Our headquarters during this campaign were at the Bible Institute, one of the well-known schools already referred to for teaching and training in the Scriptures and evangelistic work. This Institute was the outgrowth of many years' thought on Mr. Moody's part upon the needs of the working people and the poor outcast. He saw that men and women were needed to go among these people and do heart to heart work, so that by the Word of God and the power of the Spirit, they might, by their sympathy and love, bring them to Christ and to nobler lives. These must be searched out and trained, and material was abundant, but it required a vast deal of wisdom in one to select the proper material, and to secure workmen to prepare this material for successful service.
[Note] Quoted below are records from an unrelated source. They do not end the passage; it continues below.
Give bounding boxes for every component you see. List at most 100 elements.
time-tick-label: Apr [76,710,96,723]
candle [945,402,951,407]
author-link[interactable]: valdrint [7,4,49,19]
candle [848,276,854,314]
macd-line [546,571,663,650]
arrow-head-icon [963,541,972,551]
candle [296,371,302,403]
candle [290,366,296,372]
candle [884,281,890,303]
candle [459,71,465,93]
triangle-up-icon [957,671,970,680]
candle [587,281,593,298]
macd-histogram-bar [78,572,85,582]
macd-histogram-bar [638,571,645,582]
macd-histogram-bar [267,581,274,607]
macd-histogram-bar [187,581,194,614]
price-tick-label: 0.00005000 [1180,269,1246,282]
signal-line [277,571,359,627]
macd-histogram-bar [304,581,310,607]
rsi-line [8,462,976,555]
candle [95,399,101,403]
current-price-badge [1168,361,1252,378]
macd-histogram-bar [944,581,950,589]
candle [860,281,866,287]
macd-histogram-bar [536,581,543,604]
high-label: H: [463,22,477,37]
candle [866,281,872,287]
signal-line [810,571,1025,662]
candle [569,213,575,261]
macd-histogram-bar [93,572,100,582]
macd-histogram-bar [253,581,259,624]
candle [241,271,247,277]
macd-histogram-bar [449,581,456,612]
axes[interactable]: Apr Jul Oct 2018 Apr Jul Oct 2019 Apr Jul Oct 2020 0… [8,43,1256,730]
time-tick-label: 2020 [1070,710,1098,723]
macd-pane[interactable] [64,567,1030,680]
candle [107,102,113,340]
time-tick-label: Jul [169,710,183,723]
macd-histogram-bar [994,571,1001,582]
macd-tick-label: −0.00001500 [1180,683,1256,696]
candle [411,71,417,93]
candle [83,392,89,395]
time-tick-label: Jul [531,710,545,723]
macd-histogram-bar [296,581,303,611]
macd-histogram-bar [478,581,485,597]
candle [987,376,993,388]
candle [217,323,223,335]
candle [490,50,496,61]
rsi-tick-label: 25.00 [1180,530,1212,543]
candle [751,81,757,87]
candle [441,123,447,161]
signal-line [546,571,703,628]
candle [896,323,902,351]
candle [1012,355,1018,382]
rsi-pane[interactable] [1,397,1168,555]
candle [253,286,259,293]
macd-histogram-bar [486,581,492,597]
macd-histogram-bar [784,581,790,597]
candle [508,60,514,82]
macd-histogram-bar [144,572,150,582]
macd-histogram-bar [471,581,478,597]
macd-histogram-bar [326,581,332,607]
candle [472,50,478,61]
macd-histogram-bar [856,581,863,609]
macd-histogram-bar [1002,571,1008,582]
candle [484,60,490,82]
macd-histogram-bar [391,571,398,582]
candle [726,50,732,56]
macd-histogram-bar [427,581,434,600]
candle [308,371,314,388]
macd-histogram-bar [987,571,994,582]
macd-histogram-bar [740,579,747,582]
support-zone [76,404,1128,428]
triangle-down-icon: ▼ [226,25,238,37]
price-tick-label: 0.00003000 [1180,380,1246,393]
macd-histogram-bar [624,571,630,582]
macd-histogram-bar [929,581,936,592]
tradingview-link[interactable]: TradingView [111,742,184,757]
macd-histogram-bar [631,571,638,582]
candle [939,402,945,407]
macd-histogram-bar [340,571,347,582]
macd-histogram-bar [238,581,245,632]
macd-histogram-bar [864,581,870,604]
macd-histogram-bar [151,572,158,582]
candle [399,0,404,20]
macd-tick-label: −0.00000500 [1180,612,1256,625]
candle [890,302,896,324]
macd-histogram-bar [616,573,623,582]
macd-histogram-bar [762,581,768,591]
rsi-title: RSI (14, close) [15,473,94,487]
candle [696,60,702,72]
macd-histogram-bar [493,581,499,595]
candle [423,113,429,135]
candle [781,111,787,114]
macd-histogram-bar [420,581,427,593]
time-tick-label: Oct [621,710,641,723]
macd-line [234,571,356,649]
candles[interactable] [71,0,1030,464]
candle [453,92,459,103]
There are also many who have been called of God into the Christian work at a period of life too late to take a regular college course, but who could, by the help of the Bible Institute, be qualified for great usefulness; and then there are persons who wish to devote their time to Gospel work while pursuing some other calling.


It was to meet all these demands that the Institute was established. It has sought to send out men and women who have a thorough consecration, intense love for souls, a good knowledge of God's Word, and especially how to use it in leading them to Christ, untiring energy, and the baptism of the Holy Spirit. The method of training is by the study of the Bible and music, and actual work in leading men to Christ. The Institution is located in the heart of Chicago, and has from its beginning been under the management of Rev. R. A. Torrey, a man in every way qualified for this important work. When I reached the Institute the Monday following the day I have been describing, they sent me to a room which was to be my home for the next month. As I entered this pleasant little "Prophet's Chamber," I looked around for pictures, but discovered only one little motto on the wall, neatly framed, and these were the simple words, "GET RIGHT WITH GOD." My first impulse was to kneel down and ask God's blessing that I might be right with Him, and that He would use me in the work upon which it had been my privilege to enter. The very atmosphere of this place is one of worship and work. You can hear the songs of praise at almost any hour of the day. Little meetings are held in the rooms, or a special sermon or lecture in the chapel, and sweet social seasons when they are gathered around the tables in the dining-rooms, or in Mr. Moody's great reception room. It was al. ways sweet and restful during the hours between the times of actual service.


The Institute is a hive, where the workers are coming and going, the difference being the bees go out, gather their honey and bring it home, while here the honey is gathered and carried abroad, where it is dispensed to those who will receive. The workers went forth every day and gave what they had gotten, to return in the evening all full of the sweet consolation that "It is more blessed to give than to receive.

I count it one of the greatest blessings of my life to have participated in the great battle among the multitude that filled Chicago luring the most successful Exposition the world' has ever known; and when the glorious end shall come, I believe it will be found that during this period of six months' work thousands were saved by the preaching of Christ in these meetings, and not only this, but that Christians from all parts of the earth went back to their homes strengthened and blessed, clothed anew with powers of the unseen world, to work for the Kingdom of God more earnestly and faithfully than ever before. And besides all this, the evil influences that were counteracted, and the good influences that went forth, will bless the world to the end of time. God be praised for this true believer and consecrated Christian man, who, like his Master, loved the world, and gave himself for it, and now, having finished His work, has passed through the gates of glory, and wears a crown of righteousness and victory forever.